Олень лежал у алтаря, как жертва. Его бока ввалились от голода, а глаза, когда-то такие огромные и влажные, теперь были тусклыми, как старые пуговицы. Я схватилась за его рога, пытаясь вытолкнуть из себя смерть. Боль резала живот, словно там не ребенок, а мешок с битым стеклом.

И тогда меня захлестнули воспоминания об огне. Оранжевые языки пламени пожирали лес, дым поднимался спиралью, словно колыбельная. Я стояла на холме с факелом в руке и смотрела, как огонь лижет палатки племени "Когтистых Ручьев". Они украли наш скот, убили моих воинов. Теперь их крики смешивались с треском горящих деревьев, и мне казалось, что это поет сама земля – хрипло, надрывно, словно прощаясь. "Пусть ваши дети станут пеплом", – прошептала я, но ветер унес мои слова в почерневшее небо. А потом огонь повернул. Побежал обратно, к нашим домам. И я не остановила его. Не смогла… или не захотела?

Конвульсия вырвала меня из прошлого. Тело содрогнулось, и он появился на свет – синий, сморщенный, с кулачками, сжатыми в отчаянной борьбе. Я поднесла его к лучу света, пробивающемуся сквозь крышу. На его веках блеснули кристаллы соли – или это были слезы?

– Ты родила смерть, – проскрипел голос за спиной. Старая повитуха, ее лицо – карта Выжженных Земель. – Это знак. Духи требуют…

Я заставила ее замолчать, вложив ребенка в ее костлявые руки: – Сожги его. – Но… – Вместе с собой.

Она замерла, а я подняла факел – тот самый, что когда-то спалил лес. Его пламя отразилось в ее мутных глазах, и я увидела там не страх, а принятие. Она кивнула, словно ждала этого момента. Прижала мертвого сына к груди и пошла к груде обломков, где когда-то была дверь. Я смотрела, как огонь охватывает ее платье, как ее спина выпрямляется в последней гордости, как ее волосы вспыхивают седым ореолом.

Дым пах как тогда. Как всегда.

А потом начался дождь.

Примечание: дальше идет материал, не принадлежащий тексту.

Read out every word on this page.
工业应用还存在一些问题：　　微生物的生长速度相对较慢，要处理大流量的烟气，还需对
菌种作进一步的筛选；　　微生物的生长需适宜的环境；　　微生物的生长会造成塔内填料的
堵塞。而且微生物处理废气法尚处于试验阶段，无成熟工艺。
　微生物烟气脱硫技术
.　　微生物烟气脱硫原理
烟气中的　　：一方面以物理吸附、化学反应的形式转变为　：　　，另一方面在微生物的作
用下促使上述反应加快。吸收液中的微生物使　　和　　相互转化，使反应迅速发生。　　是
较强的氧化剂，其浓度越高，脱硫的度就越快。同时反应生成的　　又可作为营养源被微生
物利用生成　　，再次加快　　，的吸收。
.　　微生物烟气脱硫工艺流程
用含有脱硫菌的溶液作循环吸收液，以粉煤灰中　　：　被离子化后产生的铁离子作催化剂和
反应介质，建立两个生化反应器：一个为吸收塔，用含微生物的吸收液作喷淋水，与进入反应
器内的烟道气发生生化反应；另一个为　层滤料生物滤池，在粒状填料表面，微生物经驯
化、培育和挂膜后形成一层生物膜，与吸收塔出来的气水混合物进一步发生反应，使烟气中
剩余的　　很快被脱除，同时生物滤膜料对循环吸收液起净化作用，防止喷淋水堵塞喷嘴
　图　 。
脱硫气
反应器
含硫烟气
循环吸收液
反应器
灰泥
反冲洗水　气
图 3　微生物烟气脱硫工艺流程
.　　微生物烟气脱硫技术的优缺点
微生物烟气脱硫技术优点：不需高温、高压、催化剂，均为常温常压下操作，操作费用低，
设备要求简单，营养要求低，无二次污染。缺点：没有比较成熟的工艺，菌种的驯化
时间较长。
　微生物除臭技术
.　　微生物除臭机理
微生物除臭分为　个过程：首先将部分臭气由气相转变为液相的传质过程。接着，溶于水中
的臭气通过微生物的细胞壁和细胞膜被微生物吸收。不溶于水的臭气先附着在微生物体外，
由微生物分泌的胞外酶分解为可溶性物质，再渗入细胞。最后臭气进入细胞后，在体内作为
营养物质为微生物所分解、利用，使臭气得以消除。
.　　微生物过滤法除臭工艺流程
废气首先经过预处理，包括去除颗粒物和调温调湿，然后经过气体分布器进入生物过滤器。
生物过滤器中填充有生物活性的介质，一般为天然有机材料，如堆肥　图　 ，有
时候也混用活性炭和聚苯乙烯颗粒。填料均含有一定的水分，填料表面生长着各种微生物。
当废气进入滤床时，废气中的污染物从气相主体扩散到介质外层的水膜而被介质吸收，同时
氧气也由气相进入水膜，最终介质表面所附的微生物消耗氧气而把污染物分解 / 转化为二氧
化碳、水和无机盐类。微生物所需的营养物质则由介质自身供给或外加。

Не вода – кислота, разъедающая кожу. Капли шипели на камнях, оставляя узоры, похожие на письмена. Я подставила ладонь, ловя их, и боль была сладостной. Как обещание.

«Ты не ошиблась», – прошептал ветер, или это был голос матери?

На полу, среди костей и стёкол, лежал крошечный зуб – единственное, что осталось от сына. Я подобрала его, спрятала в мешочек с пеплом брата. Теперь их смерть будет греть друг друга.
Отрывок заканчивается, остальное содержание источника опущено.